II-II, q. 40 a. 3
Ob es im Krieg erlaubt ist, Hinterhalte zu legen?
Quaestio 40 · Vom Krieg
1. Einwand: Es scheint, dass es unerlaubt ist, im Krieg Hinterhalte zu legen. Denn es steht geschrieben (Dtn 16,20): „Du sollst dem, was gerecht ist, gerecht nachfolgen.“ Aber Hinterhalte, da sie eine Art von Täuschung sind, scheinen zur Ungerechtigkeit zu gehören. Also ist es unerlaubt, selbst in einem gerechten Krieg Hinterhalte zu legen.
2. Einwand: Ferner scheinen Hinterhalte und Täuschung der Treue entgegengesetzt zu sein, so wie Lügen es sind. Da wir aber verpflichtet sind, allen Menschen die Treue zu halten, ist es falsch, jemanden anzulügen, wie Augustinus feststellt (Contra Mend. xv). Da man also verpflichtet ist, seinem Feind die Treue zu halten, wie Augustinus feststellt (Ep. ad Bonif. clxxxix), scheint es, dass es unerlaubt ist, seinen Feinden Hinterhalte zu legen.
3. Einwand: Ferner steht geschrieben (Mt 7,12): „Alles, was ihr wollt, dass euch die Menschen tun, das tut auch ihr ihnen“; und wir sollten dies in all unserem Umgang mit unserem Nächsten beachten. Nun ist unser Feind unser Nächster.
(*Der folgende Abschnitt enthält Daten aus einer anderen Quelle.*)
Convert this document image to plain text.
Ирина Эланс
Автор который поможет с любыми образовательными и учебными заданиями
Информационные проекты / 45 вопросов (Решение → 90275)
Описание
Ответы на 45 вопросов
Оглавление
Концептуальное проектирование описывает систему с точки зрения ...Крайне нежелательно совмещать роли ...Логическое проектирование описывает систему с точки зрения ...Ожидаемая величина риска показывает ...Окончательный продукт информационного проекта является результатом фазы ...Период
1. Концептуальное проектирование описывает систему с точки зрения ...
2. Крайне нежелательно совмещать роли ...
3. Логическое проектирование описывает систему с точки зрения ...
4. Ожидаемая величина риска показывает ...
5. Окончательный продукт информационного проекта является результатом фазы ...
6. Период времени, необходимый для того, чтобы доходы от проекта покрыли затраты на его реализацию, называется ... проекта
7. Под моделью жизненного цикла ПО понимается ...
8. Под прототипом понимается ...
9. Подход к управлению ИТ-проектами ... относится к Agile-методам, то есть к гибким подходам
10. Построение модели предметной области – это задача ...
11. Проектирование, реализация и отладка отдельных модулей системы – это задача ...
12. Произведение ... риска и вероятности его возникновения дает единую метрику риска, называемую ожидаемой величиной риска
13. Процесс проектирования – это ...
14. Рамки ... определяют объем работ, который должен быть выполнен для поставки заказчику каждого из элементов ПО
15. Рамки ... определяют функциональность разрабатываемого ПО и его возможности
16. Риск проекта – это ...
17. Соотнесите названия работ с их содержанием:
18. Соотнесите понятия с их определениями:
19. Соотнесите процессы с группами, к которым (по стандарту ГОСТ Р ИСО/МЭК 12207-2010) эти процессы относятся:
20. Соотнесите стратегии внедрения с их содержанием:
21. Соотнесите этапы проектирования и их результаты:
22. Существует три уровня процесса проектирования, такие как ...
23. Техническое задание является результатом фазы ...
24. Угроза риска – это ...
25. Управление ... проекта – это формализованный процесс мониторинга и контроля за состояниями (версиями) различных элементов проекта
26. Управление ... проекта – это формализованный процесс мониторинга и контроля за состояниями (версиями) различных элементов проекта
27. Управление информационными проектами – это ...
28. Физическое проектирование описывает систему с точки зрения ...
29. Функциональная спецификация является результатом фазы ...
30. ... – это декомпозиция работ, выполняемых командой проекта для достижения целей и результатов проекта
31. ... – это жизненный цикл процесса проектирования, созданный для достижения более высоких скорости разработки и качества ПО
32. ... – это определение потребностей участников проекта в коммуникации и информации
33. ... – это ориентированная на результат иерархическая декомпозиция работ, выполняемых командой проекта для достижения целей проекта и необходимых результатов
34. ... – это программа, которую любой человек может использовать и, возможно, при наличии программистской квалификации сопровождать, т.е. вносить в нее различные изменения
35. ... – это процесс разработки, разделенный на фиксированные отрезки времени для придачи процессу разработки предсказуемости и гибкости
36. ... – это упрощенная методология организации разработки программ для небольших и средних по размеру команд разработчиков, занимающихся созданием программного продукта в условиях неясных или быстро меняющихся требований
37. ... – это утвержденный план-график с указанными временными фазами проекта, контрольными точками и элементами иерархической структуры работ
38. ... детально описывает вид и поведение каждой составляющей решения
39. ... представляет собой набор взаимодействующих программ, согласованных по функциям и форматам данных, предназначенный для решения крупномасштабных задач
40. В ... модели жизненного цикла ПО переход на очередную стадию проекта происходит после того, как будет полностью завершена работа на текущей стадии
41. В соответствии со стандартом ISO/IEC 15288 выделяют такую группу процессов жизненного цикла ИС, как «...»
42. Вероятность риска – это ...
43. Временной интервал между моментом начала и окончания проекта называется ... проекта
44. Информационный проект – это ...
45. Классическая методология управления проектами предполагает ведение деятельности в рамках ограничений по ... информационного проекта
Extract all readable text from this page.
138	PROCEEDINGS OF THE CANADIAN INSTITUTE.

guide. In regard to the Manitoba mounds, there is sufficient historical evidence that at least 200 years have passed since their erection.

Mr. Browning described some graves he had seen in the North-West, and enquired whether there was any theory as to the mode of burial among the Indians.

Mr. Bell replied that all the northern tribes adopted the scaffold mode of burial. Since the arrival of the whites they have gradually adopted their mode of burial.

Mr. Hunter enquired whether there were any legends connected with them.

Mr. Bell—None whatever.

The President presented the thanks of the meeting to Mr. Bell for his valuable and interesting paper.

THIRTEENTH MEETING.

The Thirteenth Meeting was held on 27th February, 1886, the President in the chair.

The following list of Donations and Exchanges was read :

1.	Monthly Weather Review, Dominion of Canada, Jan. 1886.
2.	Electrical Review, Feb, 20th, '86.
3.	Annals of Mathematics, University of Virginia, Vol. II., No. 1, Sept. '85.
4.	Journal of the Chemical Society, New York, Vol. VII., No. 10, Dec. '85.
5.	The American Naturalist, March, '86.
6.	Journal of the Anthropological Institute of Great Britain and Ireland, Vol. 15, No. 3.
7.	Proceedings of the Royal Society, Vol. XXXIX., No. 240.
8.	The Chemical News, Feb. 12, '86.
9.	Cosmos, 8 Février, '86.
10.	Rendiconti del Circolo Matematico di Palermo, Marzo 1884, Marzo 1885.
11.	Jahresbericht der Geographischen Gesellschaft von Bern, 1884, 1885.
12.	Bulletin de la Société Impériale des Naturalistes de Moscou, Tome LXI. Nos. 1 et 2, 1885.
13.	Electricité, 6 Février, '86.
Da also kein Mensch wünscht, dass Hinterhalte oder Täuschungen für ihn vorbereitet werden, scheint es, dass niemand Krieg führen sollte, indem er Hinterhalte legt.
Dagegen spricht, was Augustinus sagt (Quaest. in Hept. qu. x super Jos): „Vorausgesetzt der Krieg ist gerecht, ist es für die Gerechtigkeit ohne Belang, ob er offen oder durch Hinterhalte geführt wird“; und er beweist dies durch die Autorität des Herrn, der Josua befahl, der Stadt Ai Hinterhalte zu legen (Josua 8,2).
Ich antworte darauf, dass der Zweck des Legens von Hinterhalten darin besteht, den Feind zu täuschen. Nun kann ein Mensch durch das Wort oder die Tat eines anderen auf zwei Arten getäuscht werden. Erstens, indem ihm etwas Falsches gesagt wird oder durch das Brechen eines Versprechens, und dies ist immer unerlaubt. Niemand sollte den Feind auf diese Weise täuschen, denn es gibt gewisse „Kriegsrechte und Abmachungen, die selbst unter Feinden eingehalten werden müssen“, wie Ambrosius feststellt (De Officiis i).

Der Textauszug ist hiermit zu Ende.